Implementing the Neural Network in Code
Now that we have a solid understanding of the concepts and mathematics, we can move on to the implementation of our neural network using Python and NumPy.
Data Preparation
First, we need to load our dataset and split it into training and testing sets.
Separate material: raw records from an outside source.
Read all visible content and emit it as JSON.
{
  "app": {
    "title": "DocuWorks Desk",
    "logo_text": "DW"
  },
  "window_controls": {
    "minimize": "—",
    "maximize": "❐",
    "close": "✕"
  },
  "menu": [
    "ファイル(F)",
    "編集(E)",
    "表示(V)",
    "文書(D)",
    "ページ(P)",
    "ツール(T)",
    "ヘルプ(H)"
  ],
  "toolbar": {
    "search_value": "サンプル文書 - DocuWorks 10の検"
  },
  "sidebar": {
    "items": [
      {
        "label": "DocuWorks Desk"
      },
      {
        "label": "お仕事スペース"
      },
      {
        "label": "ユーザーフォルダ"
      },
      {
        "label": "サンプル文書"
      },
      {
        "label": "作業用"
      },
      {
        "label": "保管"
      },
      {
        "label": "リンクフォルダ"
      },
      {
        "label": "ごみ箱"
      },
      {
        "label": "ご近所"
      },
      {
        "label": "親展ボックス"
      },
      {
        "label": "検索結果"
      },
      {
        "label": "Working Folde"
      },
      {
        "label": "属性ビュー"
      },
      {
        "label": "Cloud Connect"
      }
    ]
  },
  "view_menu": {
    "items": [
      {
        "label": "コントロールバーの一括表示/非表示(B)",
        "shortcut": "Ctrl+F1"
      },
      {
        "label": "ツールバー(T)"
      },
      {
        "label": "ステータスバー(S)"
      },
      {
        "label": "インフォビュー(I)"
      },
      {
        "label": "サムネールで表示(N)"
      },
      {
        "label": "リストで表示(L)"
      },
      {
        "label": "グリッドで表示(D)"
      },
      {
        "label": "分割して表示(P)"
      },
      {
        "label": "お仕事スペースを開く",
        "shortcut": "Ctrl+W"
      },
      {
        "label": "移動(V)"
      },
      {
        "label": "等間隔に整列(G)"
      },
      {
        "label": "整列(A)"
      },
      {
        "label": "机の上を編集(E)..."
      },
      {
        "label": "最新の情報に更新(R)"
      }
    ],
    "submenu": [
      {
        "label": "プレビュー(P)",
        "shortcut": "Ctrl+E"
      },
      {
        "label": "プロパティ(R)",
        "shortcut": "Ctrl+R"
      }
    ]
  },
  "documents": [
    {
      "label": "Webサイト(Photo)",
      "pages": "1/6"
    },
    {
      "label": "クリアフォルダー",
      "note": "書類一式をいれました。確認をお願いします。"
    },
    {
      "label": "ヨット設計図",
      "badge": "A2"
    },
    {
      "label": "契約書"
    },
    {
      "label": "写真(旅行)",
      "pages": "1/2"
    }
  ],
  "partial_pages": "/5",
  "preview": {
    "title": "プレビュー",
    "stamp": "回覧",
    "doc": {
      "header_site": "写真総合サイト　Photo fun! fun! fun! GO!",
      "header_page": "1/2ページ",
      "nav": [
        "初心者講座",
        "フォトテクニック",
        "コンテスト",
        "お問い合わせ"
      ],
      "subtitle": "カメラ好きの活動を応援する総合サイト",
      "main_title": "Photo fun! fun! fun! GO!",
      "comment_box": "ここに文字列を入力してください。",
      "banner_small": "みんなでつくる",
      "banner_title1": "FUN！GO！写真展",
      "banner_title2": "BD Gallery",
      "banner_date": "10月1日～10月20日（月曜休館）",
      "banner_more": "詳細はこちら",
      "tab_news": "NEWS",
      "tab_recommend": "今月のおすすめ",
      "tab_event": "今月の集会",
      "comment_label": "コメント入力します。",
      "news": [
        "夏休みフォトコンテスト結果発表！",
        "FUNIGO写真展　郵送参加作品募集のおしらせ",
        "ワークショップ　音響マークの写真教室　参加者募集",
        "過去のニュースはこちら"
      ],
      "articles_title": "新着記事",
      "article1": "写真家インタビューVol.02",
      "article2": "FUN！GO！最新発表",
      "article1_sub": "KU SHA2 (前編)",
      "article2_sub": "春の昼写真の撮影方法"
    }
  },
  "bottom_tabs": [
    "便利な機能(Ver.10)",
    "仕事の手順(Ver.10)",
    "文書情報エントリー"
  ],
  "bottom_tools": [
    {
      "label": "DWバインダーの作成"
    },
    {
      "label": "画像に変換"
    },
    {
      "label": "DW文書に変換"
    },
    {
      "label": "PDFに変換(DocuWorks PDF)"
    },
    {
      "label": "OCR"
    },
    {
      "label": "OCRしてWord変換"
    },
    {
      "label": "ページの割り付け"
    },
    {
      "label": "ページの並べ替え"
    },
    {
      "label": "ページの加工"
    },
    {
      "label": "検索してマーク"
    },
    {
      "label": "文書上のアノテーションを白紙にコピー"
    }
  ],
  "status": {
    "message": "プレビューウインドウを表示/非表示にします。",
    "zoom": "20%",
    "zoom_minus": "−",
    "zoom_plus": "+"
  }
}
We will also normalize the pixel values to be between 0 and 1 for better performance during training.
import numpy as np
import pandas as pd
# Load the dataset
data = pd.read_csv('data.csv')
# Split the dataset into training and testing sets
train_data = data.iloc[:33600]
test_data = data.iloc[33600:]
# Normalize pixel values
X_train = train_data.iloc[:, 1:].values / 255.0
y_train = train_data.iloc[:, 0].values
X_test = test_data.iloc[:, 1:].values / 255.0
y_test = test_data.iloc[:, 0].values
# One Hot Encode
y_train_encoded = np.eye(10)[y_train]
y_test_encoded = np.eye(10)[y_test]
Neural Network Initialization
Next, we will create a neural network class that initializes the weights and biases and contains methods for training and predicting.
class NeuralNetwork:
def __init__(self, input_size, hidden_size, output_size):
self.input_size = input_size
self.hidden_size = hidden_size
self.output_size = output_size
self.W1 = np.random.randn(self.input_size, self.hidden_size) * np.sqrt(2/self.input_size)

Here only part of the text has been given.